In another post, he cites infamous critical race theorist Ibram X. Kendi before going on to provide a theological argument for diversity, inclusion, and equity.

ESD’s Institutional Ties To CRT

None of these examples are isolated incidents. Despite telling parents that they do not teach CRT or engage in shaming tactics against children on account of their race, ESD, as an institution, has done both. ESD sent parents a list of CRT information compiled by Elizabeth Goatley, the school’s director of diversity and inclusion. 

Parents were directed to a page called “Anti-Racism 102: Why Not All Discrimination Is ‘Racism.” Intended for children in grades K-4 and adorned with colorful cartoons, the page erroneously claims that white people cannot be the victims of racism, saying “reverse racism isn’t a thing. Stop trying to make reverse racism a thing.”

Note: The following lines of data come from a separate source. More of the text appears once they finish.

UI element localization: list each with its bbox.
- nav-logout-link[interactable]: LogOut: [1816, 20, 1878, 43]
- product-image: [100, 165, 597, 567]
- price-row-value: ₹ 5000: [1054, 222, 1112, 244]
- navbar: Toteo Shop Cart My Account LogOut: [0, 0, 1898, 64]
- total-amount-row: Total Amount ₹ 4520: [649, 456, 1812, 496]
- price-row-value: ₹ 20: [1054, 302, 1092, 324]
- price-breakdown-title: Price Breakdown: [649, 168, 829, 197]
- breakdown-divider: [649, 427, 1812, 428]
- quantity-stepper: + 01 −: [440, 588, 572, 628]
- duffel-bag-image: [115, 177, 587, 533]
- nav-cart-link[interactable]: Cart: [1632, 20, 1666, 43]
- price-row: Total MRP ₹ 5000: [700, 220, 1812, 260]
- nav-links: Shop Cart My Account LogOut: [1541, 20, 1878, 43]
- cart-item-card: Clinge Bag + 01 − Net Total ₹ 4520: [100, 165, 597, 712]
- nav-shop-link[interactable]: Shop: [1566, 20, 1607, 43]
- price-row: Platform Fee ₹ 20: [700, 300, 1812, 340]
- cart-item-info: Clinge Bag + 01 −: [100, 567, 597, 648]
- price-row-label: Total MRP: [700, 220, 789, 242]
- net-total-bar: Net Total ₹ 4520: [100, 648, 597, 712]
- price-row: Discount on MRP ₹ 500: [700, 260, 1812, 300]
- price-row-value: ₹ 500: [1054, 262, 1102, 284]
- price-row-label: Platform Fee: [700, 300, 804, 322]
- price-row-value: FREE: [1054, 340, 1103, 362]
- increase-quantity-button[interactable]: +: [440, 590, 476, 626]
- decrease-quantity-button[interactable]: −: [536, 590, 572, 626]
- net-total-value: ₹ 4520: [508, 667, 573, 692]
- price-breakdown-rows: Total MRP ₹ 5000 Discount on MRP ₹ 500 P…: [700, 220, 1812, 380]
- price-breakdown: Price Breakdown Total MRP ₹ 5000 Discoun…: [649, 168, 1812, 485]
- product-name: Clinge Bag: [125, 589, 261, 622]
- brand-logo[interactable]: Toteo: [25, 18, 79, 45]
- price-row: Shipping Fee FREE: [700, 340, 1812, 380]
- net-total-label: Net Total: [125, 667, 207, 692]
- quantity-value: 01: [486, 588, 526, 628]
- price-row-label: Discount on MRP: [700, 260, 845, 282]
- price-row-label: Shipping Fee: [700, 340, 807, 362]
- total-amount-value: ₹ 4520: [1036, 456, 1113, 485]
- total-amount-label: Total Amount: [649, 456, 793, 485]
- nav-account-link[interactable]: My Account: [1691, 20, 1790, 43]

It also claims everyone is complicit in systemic white supremacy and that “whiteness” must be “de-centered.”

The recommended reading list included Robin DiAngelo’s “White Fragility,” material from critical race theorist Kimberle Crenshaw, Kendi’s “How To Be An Anti-Racist,” the 1619 Project, “Anti-racism for Kids 101,” and Peggy McIntosh’s “White Privilege: Unpacking the Invisible Knapsack,” among others. 

The list also linked to a “K-8 Racial Literacy” curriculum from an organization called Pollyanna. Pollyanna’s Conferences for School page sheds light on the type of material the organization presents to children.

Topics include “Race, Privilege, and Community Building,” “Shaping & Sustaining Safe Schools for LGBTQ+ Community,” “Intersectionality,” “Cultivating Racial Awareness and White Engagement,” and “Implicit Bias.” The organization also claims systemic racism “permeates every aspect of our society and transcends person-to person interactions,” a core belief of CRT.

The school’s DEI page explains that both staff and students frequently attend several conferences, including the People of Color Conference hosted by the leftwing National Association of Independent Schools. The POCC overtly teaches CRT. One presentation from the conference describes kindergarteners as “natural social justice warriors,” while others explicitly outline how to create a curriculum based on CRT.   

Another presentation condemns the American system, telling the audience to “burn sh-t down.” It also discusses the “White People Way,” with the presenter condemning “perfectionism” and “power hoarding” as defining characteristics of white people. 

The Federalist reached out to multiple school staff for comment, inquiring about the 1619 Project, racially charged statements made by a faculty member, and CRT in the classroom. The Federalist also asked why the school was present at the POCC event, where teachers were taught how to develop a curriculum grounded in CRT, if there was no intention of teaching the racially charged ideology.

In response, ESD’s Director of Communications Julie Clardy provided the following statement: “We present challenging material that asks students to consider multiple points of view. For instance, we present the 1619 and 1776 projects together and ask students to analyze and argue their merits. Students are edified, not damaged, when they are asked to examine ideas they may disagree with.”

ESD Is Not The Only School Deceiving Parents

The Episcopal School of Dallas is by no means the first academic institution to lie to parents about teaching critical race theory. Over the summer, President of the American Federation of Teachers union Randi Weingarten falsely claimed CRT is not being taught in K-12 schools despite her organization previously bragging on national television about teaching the ideology. 

The Federalist reporting has revealed that officials at both Riverside School District and Los Angeles Unified School District lied to their school communities, falsely claiming they did not teach CRT. Despite the obvious parallels with previous instances, the state of the Episcopal School of Dallas demonstrates that elite private schools are not immune from the left’s push for CRT in America’s K-12 institutions.